Bake in a preheated 375 degrees F oven for 30 minutes, or until light golden brown and the tops are a little firm. Cool the muffins in the tins a few minutes, then remove and place on a cooling rack.
Whether you eat them warm out of the oven, or a little cooled off, they’re super delicious!
We hope you try our Apple Nut Muffins and enjoy them as much as we do. If you make them, please snap a picture and tag us on social media @MySweetMission or #MySweetMission. We’d love to see it!
Also, please consider giving this recipe a star rating, sharing it or leaving a comment. Thanks, we really appreciate it!
Apple Nut Muffins
- 2 cups (400 g) white sugar
- 1 1/4 cup (295.74 ml) vegetable oil
- 2 (2 ) large eggs
- 2 teaspoons (9.86 ml) vanilla extract
- 1 teaspoon (4.93 ml) cinnamon
- 1 teaspoon (4.93 ml) baking powder
- 1 teaspoon (4.93 ml) baking soda
- 1/2 teaspoon (2.46 ml) salt
- 3 cups (375 g) flour
- 3 cups (375 g) apples, peeled and chopped (approximately 4 medium apples)
- 1 cup (117 g) walnuts, chopped
Preheat oven to 375 degrees F and line two muffin tins with papers.
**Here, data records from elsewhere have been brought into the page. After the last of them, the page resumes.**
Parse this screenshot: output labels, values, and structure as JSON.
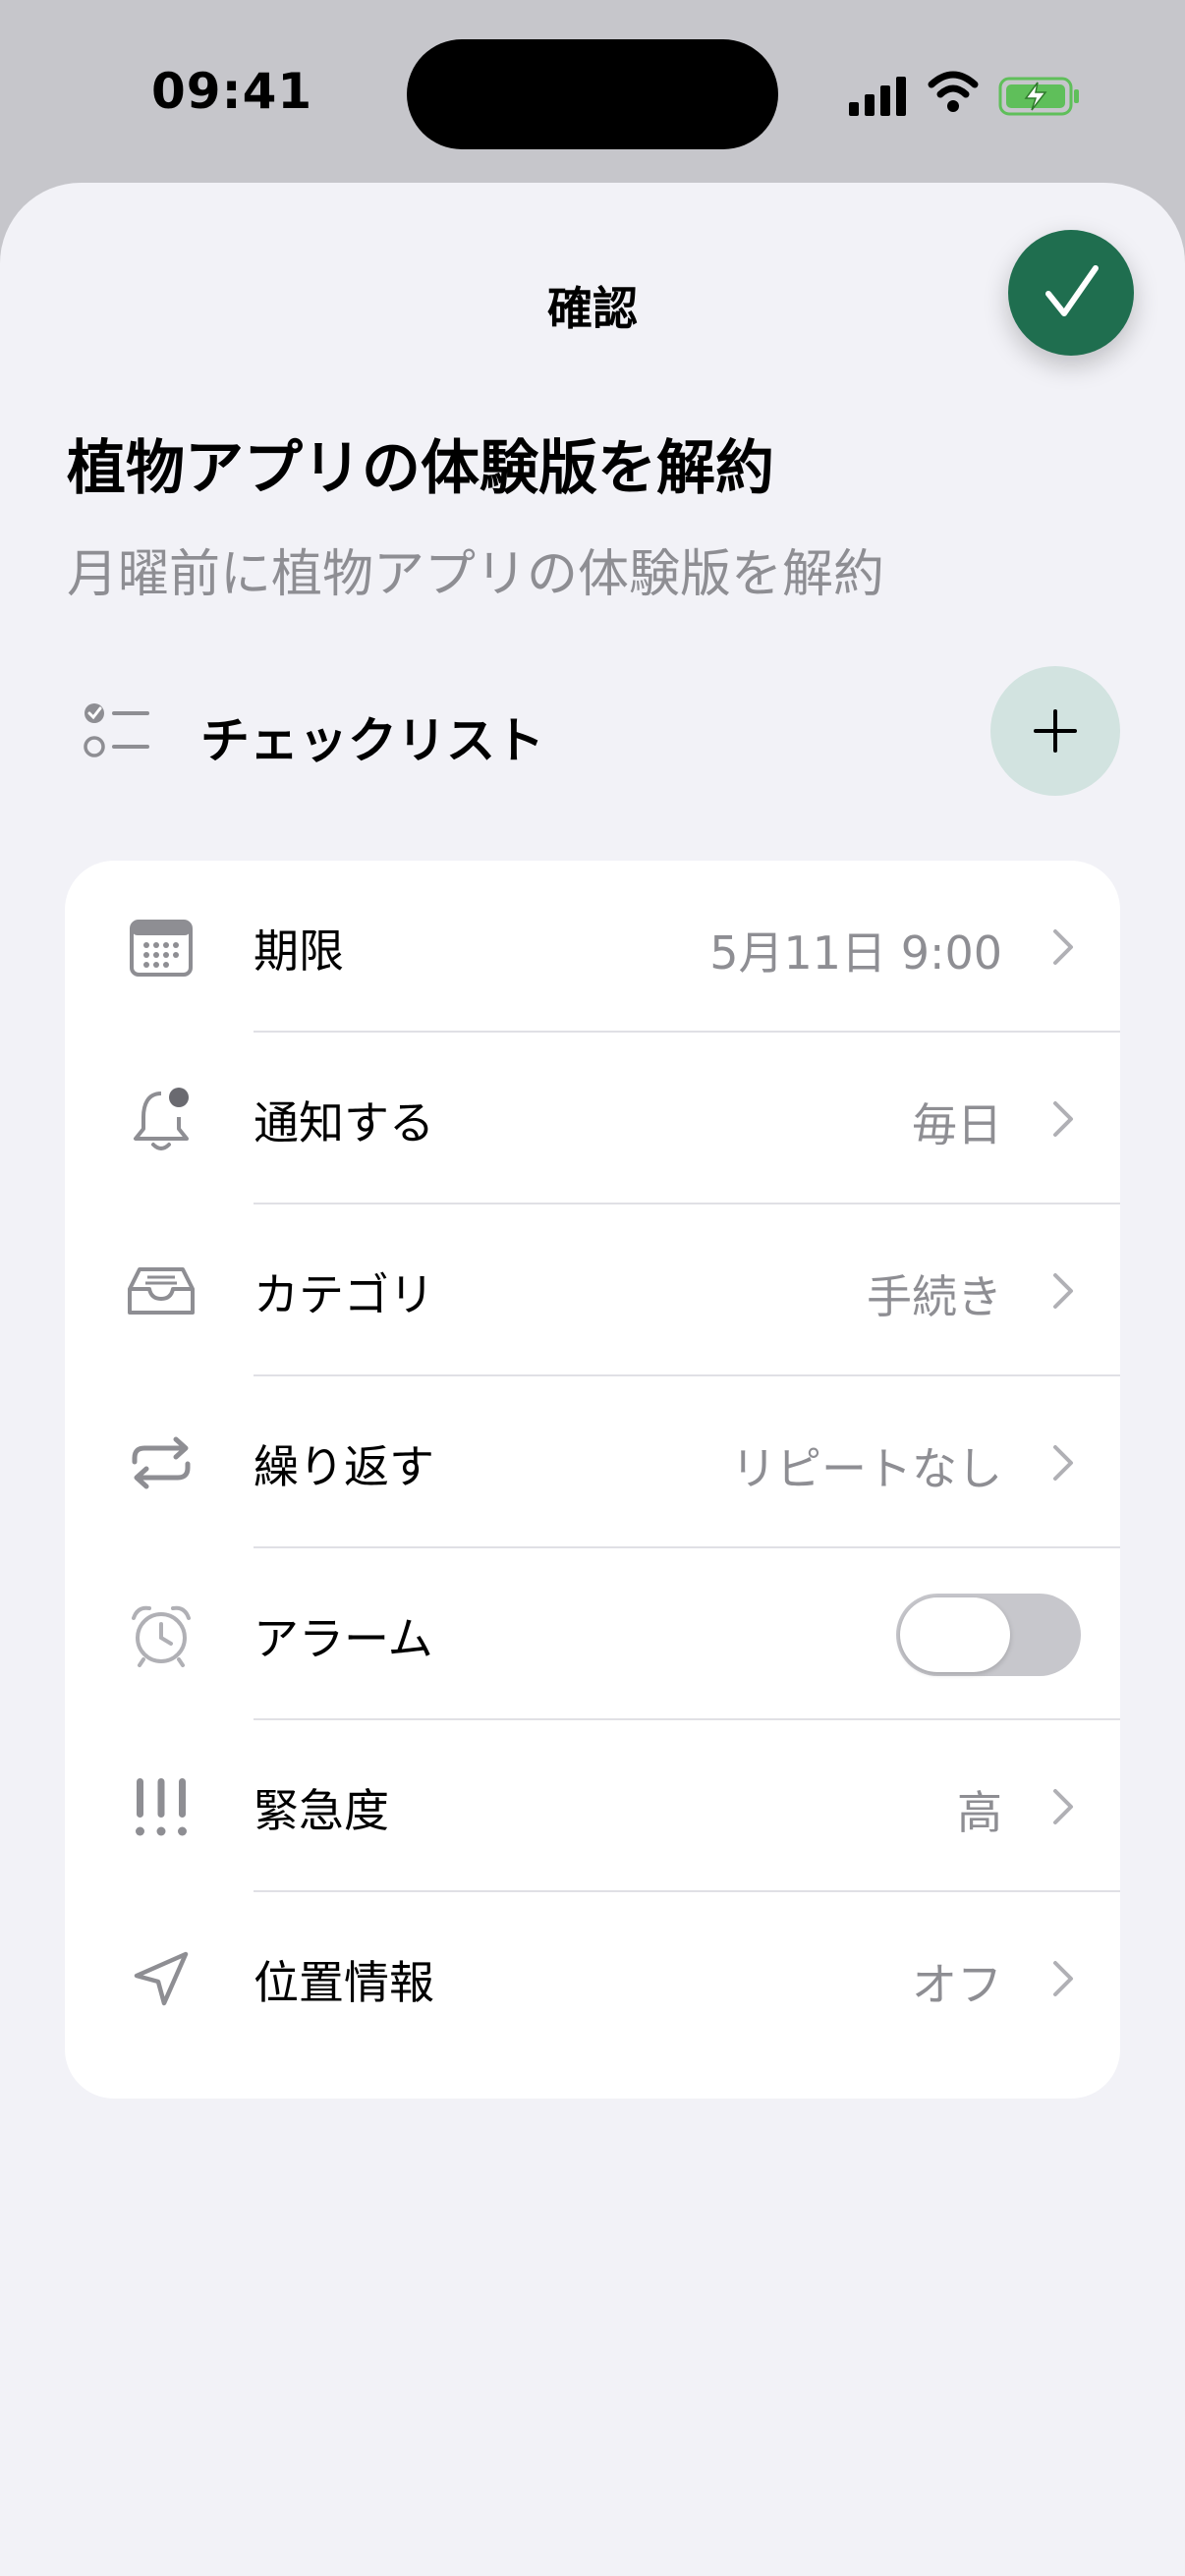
{
  "status_bar": {
    "time": "09:41"
  },
  "sheet": {
    "title": "確認",
    "task_title": "植物アプリの体験版を解約",
    "task_description": "月曜前に植物アプリの体験版を解約",
    "checklist_label": "チェックリスト"
  },
  "settings": [
    {
      "icon": "calendar-icon",
      "label": "期限",
      "value": "5月11日 9:00",
      "control": "chevron"
    },
    {
      "icon": "bell-badge-icon",
      "label": "通知する",
      "value": "毎日",
      "control": "chevron"
    },
    {
      "icon": "tray-icon",
      "label": "カテゴリ",
      "value": "手続き",
      "control": "chevron"
    },
    {
      "icon": "repeat-icon",
      "label": "繰り返す",
      "value": "リピートなし",
      "control": "chevron"
    },
    {
      "icon": "alarm-clock-icon",
      "label": "アラーム",
      "value": "",
      "control": "toggle",
      "toggle_on": false
    },
    {
      "icon": "exclamation-icon",
      "label": "緊急度",
      "value": "高",
      "control": "chevron"
    },
    {
      "icon": "location-arrow-icon",
      "label": "位置情報",
      "value": "オフ",
      "control": "chevron"
    }
  ],
  "colors": {
    "accent": "#1f6e4f",
    "add_button_bg": "#d2e3e0",
    "secondary_text": "#8e8e93",
    "sheet_background": "#f2f2f7"
  }
}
- In a large bowl on low speed, mix together the sugar and vegetable oil. Continuing on low speed, add the eggs, vanilla extract, cinnamon, baking powder, baking soda, and salt, blend well.
- Add the flour and stir just until it disappears. Then add the chopped apples and walnuts.
- Using a 3 oz scooper fill the muffin papers quite full. Bake in a preheated 375 degrees F oven for 30 minutes, or until light golden brown and the tops are a little firm.
- Cool the muffins in the tins a few minutes, then remove and place on a cooling rack.
- We recommend Gala, Golden Delicious, or Fuji apples for these muffins.
- You'll want to chop the apples smaller than normal, so they bake up soft and tender.